Mark Klein: Hey, Jon.

Jon Hickman: Hi. Can you just clarify for me, I’m sure Allison mentioned this, but I think if I missed it and all the other numbers. So, apart from the tender offer, how much is remaining — how many dollars is remaining on the authorized share buyback program?

Mark Klein: Slightly in excess of $21 million.

Jon Hickman: $21 million? And that’s like totally up to whatever happens day-to-day with the stock price and whatever management wants to do?

Mark Klein: Yeah. So, Jon, as you know, we’ve discussed and we’ve discussed on these calls many times before, we’re highly focused on shareholder initiatives, whether it’s cost reductions or it’s accretive purchases of our own securities. We’ve been doing it for years, and we’ve done two Dutch tender offers within almost a 12-month period of time. So, we recognize the discount that the stock is trading at. And we — the Board authorized more to have at our disposal to deploy when we see that, that’s the most efficient use of our capital. And thanks again for your support. Really appreciate it. Thank you.

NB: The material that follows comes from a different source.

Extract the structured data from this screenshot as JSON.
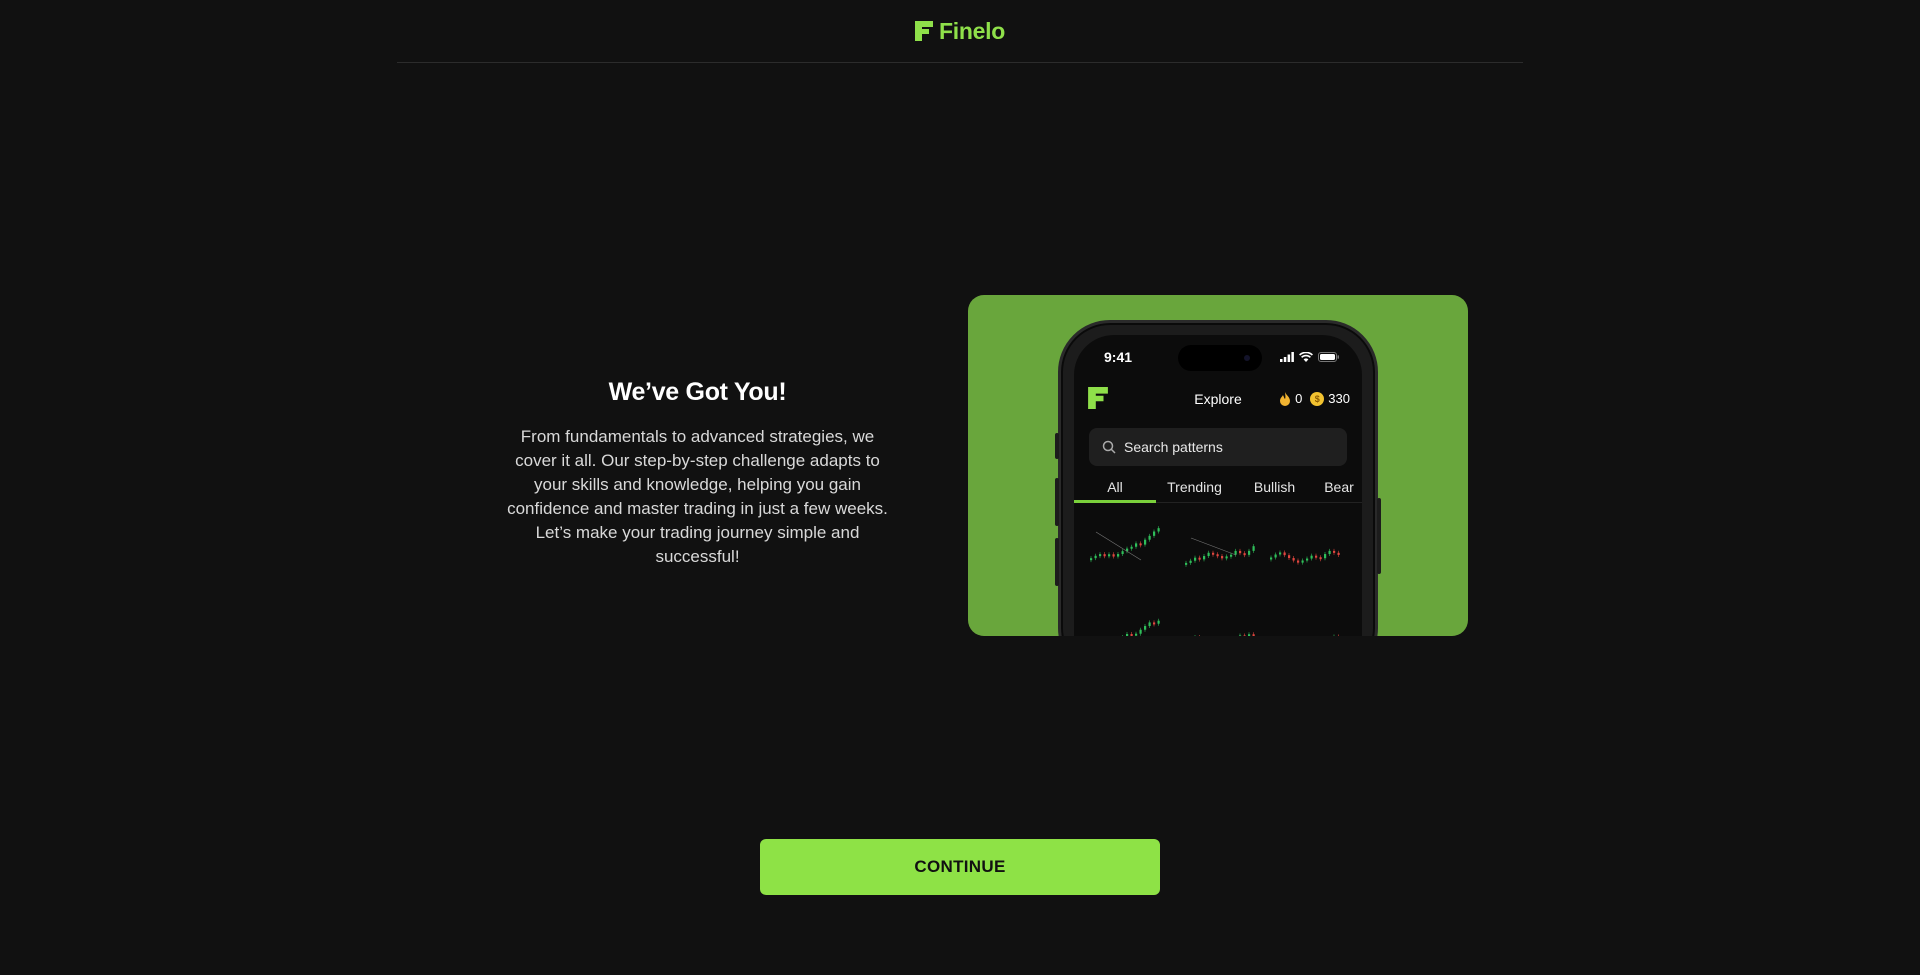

Operator: Thank you. Our second question comes from Jason Monkpint [ph] from private investor. Please go ahead.

Unidentified Analyst: Hi. Thanks for taking my question. I was hoping you could elaborate a little bit further on the Colombier Holdings in the fund. If I’m looking at like the 10-Q, obviously, certain Class B units and Class W units, but a lot of the actions happened subsequent to quarter end. And just curious if you could guide us a little bit on how to think about those holdings going forward or if they were marked today. Thank you.

Mark Klein: Thank you for your question. And we — I think Allison did address it in her prepared remarks. But we own approximately slightly under 2 million common shares. We own 2.7 million warrants. The warrants are — have a lockup period that ends 30 days after the deal closed, which was July 19, so approximately August 19, assuming that there’s a valid registration statement. They did file the registration statement today. So, when that registration statement becomes effective or August 19, whatever is the latest, those warrants will become locked up. The stock is locked up for a year unless the stock trades above $12 for 20 out of 30 days from the middle of December on. So, at the present time, we own just 19 — 1.9 some odd million shares of 2.7 million warrants. And again, the action did occur subsequent to quarter’s end. So, thank you.

Operator: Thank you. There are no further questions. I would like to hand the call over to your host, Mark Klein, to conclude today’s conference. Thank you.

End of Q&A:

Mark Klein: Thank you everybody for attending our call. Thank you for your support. If you have any other further questions, please reach out to us directly. Thank you very much.

Operator: Thank you for joining today’s call. Thank you for your participation. You may now disconnect.